Some institutions pay a set monthly wage regardless of hours worked, although this may be around the French minimum wage (SMIC), unless teachers can demonstrate a lot of experience.

Generally, teachers can expect to earn anywhere between €800 and €1,500 per month after taxes, depending on how many hours are worked per week.

Teachers in a management position or with extensive experience can expect to earn more than €2,000 per month.

Some teachers can also earn more by working independently. However, this also means finding students, completing paperwork and declaring revenue, which can be a challenge for those unfamiliar with the sector or with French administration.

The majority of those teaching English as a second language privately in French fall into three categories:

  • Graduate students or young adults who have just moved to the country and use it as a stepping-stone before moving on
  • Those who want to keep themselves occupied and do not necessarily need the salary to survive, but do so to stay occupied and remain in working society
  • Those with previous experience teaching who do so as a career (these usually occupy the most prestigious private teaching slots).

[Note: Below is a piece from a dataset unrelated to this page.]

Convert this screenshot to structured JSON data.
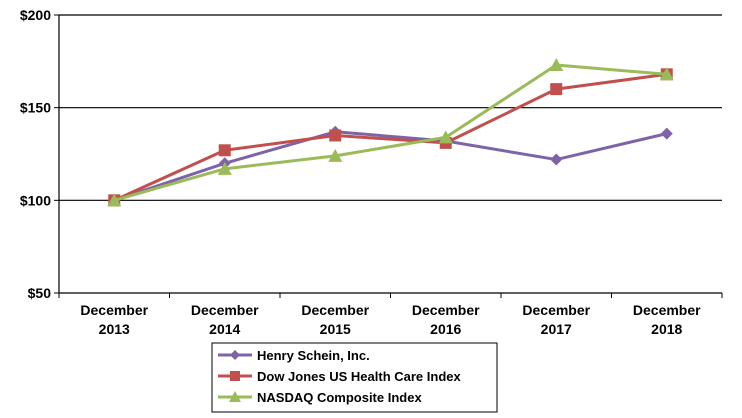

Read more: Irish teacher cannot teach in French schools as failed English test

Is a CELTA different?

The CELTA (Certificate in Teaching English to Speakers of Other Languages) is a type of TEFL certificate offered by Cambridge University.

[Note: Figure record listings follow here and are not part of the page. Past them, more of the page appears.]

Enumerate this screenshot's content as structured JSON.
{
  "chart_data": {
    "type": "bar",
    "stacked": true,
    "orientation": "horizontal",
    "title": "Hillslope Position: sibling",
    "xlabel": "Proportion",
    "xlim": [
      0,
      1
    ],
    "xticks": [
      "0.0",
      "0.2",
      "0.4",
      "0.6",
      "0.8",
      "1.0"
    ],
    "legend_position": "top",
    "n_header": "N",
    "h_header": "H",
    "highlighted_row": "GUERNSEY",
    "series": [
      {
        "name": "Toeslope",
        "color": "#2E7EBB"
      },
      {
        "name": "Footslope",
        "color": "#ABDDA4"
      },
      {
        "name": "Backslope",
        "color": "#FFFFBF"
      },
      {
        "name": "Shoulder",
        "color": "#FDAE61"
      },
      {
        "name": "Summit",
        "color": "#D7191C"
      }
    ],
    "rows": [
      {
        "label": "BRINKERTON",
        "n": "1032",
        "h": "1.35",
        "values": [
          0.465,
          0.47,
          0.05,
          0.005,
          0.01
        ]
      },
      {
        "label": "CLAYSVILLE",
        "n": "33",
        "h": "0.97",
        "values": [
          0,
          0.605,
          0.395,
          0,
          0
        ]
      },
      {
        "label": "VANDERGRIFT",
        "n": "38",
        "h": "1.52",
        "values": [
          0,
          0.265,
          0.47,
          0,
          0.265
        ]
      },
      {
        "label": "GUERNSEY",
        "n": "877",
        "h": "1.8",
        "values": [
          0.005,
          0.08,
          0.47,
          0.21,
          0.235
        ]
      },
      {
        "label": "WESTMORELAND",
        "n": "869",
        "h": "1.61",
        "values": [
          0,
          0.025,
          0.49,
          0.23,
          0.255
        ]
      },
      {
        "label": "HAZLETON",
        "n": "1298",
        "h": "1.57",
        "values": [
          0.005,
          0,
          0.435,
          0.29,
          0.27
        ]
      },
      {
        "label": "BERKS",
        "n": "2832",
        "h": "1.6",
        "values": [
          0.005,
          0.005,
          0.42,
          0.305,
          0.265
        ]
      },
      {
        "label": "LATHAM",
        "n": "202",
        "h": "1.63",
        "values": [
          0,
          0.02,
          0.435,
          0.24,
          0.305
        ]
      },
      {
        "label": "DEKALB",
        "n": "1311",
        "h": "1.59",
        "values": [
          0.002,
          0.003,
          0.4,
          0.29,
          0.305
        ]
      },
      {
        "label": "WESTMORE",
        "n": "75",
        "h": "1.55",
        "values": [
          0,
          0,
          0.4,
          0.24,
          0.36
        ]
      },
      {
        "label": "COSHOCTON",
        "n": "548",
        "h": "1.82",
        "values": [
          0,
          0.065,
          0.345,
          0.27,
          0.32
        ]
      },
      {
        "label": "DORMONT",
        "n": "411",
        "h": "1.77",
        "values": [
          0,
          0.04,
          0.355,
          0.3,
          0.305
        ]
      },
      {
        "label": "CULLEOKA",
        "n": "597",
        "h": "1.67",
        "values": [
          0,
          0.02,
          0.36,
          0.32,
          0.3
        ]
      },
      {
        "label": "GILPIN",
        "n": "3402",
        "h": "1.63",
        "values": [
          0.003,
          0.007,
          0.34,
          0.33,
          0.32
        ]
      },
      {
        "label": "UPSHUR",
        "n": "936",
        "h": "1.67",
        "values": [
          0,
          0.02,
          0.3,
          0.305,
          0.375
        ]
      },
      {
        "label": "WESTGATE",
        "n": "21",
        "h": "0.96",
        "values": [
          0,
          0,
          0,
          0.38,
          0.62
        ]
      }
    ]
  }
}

Because it is offered by this institution, it is generally seen as one of the most prestigious TEFL qualifications. It is also the most widely accepted since those who take the CELTA follow the same rigid pathway and rigorous teaching practice.

CELTA courses are expensive, costing anywhere between €1,500 and €3,000.

Even those without prior teaching experience should be able to find teaching work with a CELTA. The salary on offer can also be higher; certain private schools and prestigious institutions requiring a CELTA from applicants.

Note that whilst some TEFL courses are applicable to teaching all age-ranges, the CELTA is specifically aimed at teaching adults.

If already based in France and working, English courses at the British Council can be financed by the French continuing professional development programme known as the CPF (Compte personnel de formation). You can find out more about this using the official page on the CELTA website.